Дед решительно затребовал вознаграждение. И лишь получив несколько новеньких зелёных бумажек, начал рассказ.


Рассказчик не был златоустом, поэтому его версия случившегося даётся в пересказе. Денно и нощно он пасётся у врат международного аэропорта – здесь всегда есть чем поживиться. Но сегодня он пасся не один – в кустах караулила шобла отроков – мабуть, из соседнего селенья, а мабуть и нет.

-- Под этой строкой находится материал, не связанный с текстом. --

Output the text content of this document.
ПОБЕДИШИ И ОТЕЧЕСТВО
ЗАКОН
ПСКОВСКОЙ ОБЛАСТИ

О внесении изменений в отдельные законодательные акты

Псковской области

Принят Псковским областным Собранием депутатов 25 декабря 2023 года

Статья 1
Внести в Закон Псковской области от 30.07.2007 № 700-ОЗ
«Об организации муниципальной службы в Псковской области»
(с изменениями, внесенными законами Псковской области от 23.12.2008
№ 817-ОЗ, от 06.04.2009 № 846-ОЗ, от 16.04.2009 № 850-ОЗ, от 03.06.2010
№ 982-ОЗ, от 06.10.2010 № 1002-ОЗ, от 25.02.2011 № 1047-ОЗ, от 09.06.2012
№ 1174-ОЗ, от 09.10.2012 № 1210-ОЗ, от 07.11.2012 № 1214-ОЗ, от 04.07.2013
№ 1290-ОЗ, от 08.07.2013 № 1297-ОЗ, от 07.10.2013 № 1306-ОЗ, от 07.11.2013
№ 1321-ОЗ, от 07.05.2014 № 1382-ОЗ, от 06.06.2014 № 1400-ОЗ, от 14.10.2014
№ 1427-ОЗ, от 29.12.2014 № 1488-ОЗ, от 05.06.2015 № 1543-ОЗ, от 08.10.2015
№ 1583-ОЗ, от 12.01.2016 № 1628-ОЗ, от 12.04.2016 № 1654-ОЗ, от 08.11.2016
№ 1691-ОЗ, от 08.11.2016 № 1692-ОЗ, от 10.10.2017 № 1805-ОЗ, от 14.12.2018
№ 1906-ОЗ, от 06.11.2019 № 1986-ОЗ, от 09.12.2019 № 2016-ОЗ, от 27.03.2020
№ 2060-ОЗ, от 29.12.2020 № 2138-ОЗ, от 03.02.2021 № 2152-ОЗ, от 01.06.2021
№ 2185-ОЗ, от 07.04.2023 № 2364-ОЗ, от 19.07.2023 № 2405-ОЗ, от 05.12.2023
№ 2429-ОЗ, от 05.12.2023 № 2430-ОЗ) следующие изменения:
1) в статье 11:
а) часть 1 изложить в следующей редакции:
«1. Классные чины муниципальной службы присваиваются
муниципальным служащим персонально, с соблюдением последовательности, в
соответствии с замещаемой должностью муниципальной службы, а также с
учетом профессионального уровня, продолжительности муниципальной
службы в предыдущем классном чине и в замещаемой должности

Они положили глаз на Стефана, ещё когда тот входил в зал вылета. («Точно-точно. – сказал фон Вембахер, – я видел группу подростков», и Анна это подтвердила – один Конрад ни на что не обратил внимания). Пламенные сердца отроков забились чаще, когда они увидели, что такой же, как они, недоросль собрался навсегда покидать Родину. То ли их патриотическое чувство было глубоко уязвлено, то ли, напротив, им очень захотелось поменяться со счастливцем местами – так или иначе они только о нём и говорили, и говорили притом в самых сильных выражениях. Огорчённые, скулили мальчики: где справедливость? Нам землю жрать, на голых досках спать, а этот задохлик крем-брюле хавать будет, стёганым одеялом укрываться. А тут, на их счастье счастливец нарисовался вновь – искал работающий сортир («это после дьюти-фри-то». – смекнули все). А работающий сортир – только на внутренних авиалиниях, вот он туда и попёрся. А отроки – за ним. Ну и дед-рассказчик – тоже, из голимого любопытства. В сортире отроки окружили Стефана и сделали ему предъяву. И один из них сцапал Стефана за грудки, но Стефан не лыком шит, каратэ обучен, кунг-фу, джиу-джицу, тайцзиюань, у-шу – кияа, кияа… Мальчикам было очень больно, по нонешним временам такого не прощают. При ножах были все. Все мстили за отбитые яйца товарищей. Не перевелось ещё товарищество на родной земле.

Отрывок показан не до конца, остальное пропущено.